There are countless styles in between these two examples. Assess your physical fitness level and begin there. If you’re not sure where to begin, reach out to a yoga teacher or comment below for additional guidance. Pushing yourself beyond your boundaries will only increase stress. Honor where you are now and start there.
See the Big Picture
The postures (asana) of yoga are only one small part of this ancient science. Other aspects of yoga include breathwork and meditation, both of which are fantastic tools to support individuals living with anxiety and panic.
As you embark on a yoga practice, be open to trying aspects of yoga other than asana. While moving the body is fantastic for overall health and wellness, it is only one piece of the puzzle. Some of my most transformational yoga moments have come in other areas of practice.
For example, the yamas and niyamas are part of yoga philosophy. They offer guidelines for living a happy life. Ahimsa, the first yama, guides us to do no harm to ourselves or others. Some people might wish to start their yoga practice by reading The Yoga Sutras to enlighten themselves about yogic philosophy.
One of my favorite breathing practices is called belly breathing. It’s easy to learn: close your eyes (if that feels comfortable) or keep your gaze soft toward the ground. You can be seated, standing, or lying down.
Inhale through your nose and feel as if your belly is filling up like a balloon. Exhale through your nose and allow your belly to soften toward your spine. That’s it! Repeat for as little as a few breaths or as long as twenty minutes, always being sure to listen to your body and mind. The beauty of belly breathing is that you can practice it anywhere, even when you’re standing in line at the grocery store.

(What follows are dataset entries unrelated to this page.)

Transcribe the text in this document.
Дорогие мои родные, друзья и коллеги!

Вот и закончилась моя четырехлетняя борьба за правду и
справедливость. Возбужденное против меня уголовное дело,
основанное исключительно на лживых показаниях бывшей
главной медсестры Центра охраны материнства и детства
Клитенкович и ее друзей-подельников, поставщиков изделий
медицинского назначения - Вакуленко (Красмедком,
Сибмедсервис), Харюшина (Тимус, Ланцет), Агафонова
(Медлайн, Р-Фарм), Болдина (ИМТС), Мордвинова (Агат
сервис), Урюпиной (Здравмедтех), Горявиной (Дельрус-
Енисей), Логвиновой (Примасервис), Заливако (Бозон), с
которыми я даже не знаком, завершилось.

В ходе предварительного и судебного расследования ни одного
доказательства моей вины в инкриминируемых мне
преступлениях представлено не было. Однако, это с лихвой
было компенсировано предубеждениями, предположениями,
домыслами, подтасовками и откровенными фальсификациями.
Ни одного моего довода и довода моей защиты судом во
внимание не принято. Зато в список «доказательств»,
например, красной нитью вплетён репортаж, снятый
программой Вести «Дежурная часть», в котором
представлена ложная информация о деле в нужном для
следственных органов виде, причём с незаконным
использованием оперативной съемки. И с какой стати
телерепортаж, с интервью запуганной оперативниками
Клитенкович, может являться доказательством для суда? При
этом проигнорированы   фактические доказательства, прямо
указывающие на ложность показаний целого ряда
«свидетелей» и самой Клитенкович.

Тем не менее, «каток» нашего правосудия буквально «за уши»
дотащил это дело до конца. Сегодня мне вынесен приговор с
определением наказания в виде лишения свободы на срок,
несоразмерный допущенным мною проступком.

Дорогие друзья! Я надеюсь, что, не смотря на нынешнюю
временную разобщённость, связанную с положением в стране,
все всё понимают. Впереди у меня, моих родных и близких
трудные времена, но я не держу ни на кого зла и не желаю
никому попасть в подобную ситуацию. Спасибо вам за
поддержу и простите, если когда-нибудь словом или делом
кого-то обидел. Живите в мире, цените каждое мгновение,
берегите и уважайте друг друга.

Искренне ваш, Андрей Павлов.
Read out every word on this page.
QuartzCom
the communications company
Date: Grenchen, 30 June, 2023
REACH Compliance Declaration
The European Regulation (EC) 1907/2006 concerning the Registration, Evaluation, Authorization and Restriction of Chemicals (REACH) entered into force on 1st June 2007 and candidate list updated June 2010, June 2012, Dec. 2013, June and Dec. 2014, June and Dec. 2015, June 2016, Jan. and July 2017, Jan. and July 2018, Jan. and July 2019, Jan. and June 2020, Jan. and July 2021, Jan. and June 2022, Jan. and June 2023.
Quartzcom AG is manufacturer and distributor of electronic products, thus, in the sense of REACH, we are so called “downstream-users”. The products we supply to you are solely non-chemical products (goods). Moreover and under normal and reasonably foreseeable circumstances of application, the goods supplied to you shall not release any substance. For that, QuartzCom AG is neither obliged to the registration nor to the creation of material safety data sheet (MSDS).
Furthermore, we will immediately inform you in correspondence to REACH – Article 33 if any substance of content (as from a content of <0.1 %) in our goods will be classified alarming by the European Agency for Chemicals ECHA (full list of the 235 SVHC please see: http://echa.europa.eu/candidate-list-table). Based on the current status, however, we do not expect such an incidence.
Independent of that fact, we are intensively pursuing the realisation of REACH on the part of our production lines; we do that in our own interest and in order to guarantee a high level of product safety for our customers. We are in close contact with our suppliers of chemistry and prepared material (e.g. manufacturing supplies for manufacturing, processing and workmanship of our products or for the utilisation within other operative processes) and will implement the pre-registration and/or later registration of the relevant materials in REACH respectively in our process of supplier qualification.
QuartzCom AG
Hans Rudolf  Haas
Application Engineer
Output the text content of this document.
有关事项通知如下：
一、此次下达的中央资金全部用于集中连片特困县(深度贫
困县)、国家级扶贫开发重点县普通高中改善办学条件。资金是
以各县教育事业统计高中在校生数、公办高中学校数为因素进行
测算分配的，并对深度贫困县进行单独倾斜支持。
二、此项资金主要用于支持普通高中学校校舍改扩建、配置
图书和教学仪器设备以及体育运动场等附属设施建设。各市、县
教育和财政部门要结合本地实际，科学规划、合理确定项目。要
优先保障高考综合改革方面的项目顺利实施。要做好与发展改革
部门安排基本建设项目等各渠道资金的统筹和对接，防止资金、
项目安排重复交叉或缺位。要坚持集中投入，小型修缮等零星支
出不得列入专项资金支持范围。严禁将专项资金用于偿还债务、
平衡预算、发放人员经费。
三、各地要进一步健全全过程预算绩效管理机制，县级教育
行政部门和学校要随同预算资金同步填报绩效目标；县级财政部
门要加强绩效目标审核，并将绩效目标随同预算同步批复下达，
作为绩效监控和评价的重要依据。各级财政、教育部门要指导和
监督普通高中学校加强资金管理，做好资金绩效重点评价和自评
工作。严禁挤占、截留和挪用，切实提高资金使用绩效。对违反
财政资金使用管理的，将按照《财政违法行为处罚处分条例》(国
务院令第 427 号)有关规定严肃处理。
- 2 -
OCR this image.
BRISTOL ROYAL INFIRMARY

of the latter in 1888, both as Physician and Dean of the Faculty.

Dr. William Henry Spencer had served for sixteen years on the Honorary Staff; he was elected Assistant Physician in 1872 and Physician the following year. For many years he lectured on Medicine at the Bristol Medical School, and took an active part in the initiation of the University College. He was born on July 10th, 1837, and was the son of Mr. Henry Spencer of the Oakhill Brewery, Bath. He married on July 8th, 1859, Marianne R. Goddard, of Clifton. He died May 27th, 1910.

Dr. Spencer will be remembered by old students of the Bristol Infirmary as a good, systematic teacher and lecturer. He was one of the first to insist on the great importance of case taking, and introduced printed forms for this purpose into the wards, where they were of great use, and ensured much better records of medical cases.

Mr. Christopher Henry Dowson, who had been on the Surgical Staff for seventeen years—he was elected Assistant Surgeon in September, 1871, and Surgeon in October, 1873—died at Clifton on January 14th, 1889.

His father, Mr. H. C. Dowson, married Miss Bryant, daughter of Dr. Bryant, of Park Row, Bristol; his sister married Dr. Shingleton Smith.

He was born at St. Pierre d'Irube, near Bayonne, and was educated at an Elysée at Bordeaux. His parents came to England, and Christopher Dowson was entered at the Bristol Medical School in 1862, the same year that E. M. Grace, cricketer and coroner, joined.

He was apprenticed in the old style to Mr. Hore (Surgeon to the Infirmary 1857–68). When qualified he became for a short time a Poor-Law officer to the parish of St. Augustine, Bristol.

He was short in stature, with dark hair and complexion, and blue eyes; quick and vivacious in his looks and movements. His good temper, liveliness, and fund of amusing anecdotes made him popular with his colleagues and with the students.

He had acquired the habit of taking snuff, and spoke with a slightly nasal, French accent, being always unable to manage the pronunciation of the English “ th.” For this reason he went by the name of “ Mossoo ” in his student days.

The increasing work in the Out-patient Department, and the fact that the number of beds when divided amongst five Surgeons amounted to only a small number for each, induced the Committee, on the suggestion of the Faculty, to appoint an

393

I work with a lot of people who’ve been told they should meditate to help support them in their mental health. Meditation is awesome. Try starting with just one minute each day. Close your eyes and notice your thoughts.
I often like to do a naming practice. Categorize each thought that appears as past, present, or future. For example, if you’re like me and you notice that when you meditate, you start thinking about your next meal, name that as “future.” By naming the thought, you are learning the critical skill of detaching from it.
Just as you would with physical exercise, slowly build your meditation practice by adding an additional minute or two each week.
Turn Things Upside Down
When I’m experiencing anxiety, one of my tried and tested methods for relief is to elevate my legs over my heart. In yoga, there are all sorts of fancy inversions that you can practice. I recommend keeping it simple with Legs Up the Wall pose. You can even do this on your bed.
Simply place your bottom against the wall and lift your legs up into the air, resting them against the wall for support. If having your legs straight is uncomfortable (which can happen if your hamstrings are tight), you can bend them.
Another option is to lay on your back on the floor next to your bed and swing your legs up onto the bed with knees bent. The backs of your calves should rest on your bed. Place your right hand on your heart and your left hand on your belly. Breathe here.
As you shift the flow of energy in your body, allow each exhale breath to soften you from the inside out. Feel as if your back is melting into the bed or the ground beneath you. Consider adding in your belly breath for an extra dose of relaxation.
If you’ve chosen the path of yoga to help you manage your anxiety and/or panic, make sure to discuss your plans with your doctor or therapist. Then, remember that consistency is key. Create a plan for your week that allows time to try these practices in addition to using them on the fly as needed.
While I can promise you that yoga will change your life for the better, I can’t promise you that it will happen in an instant. Be patient and gentle with yoga and with yourself as you begin this journey.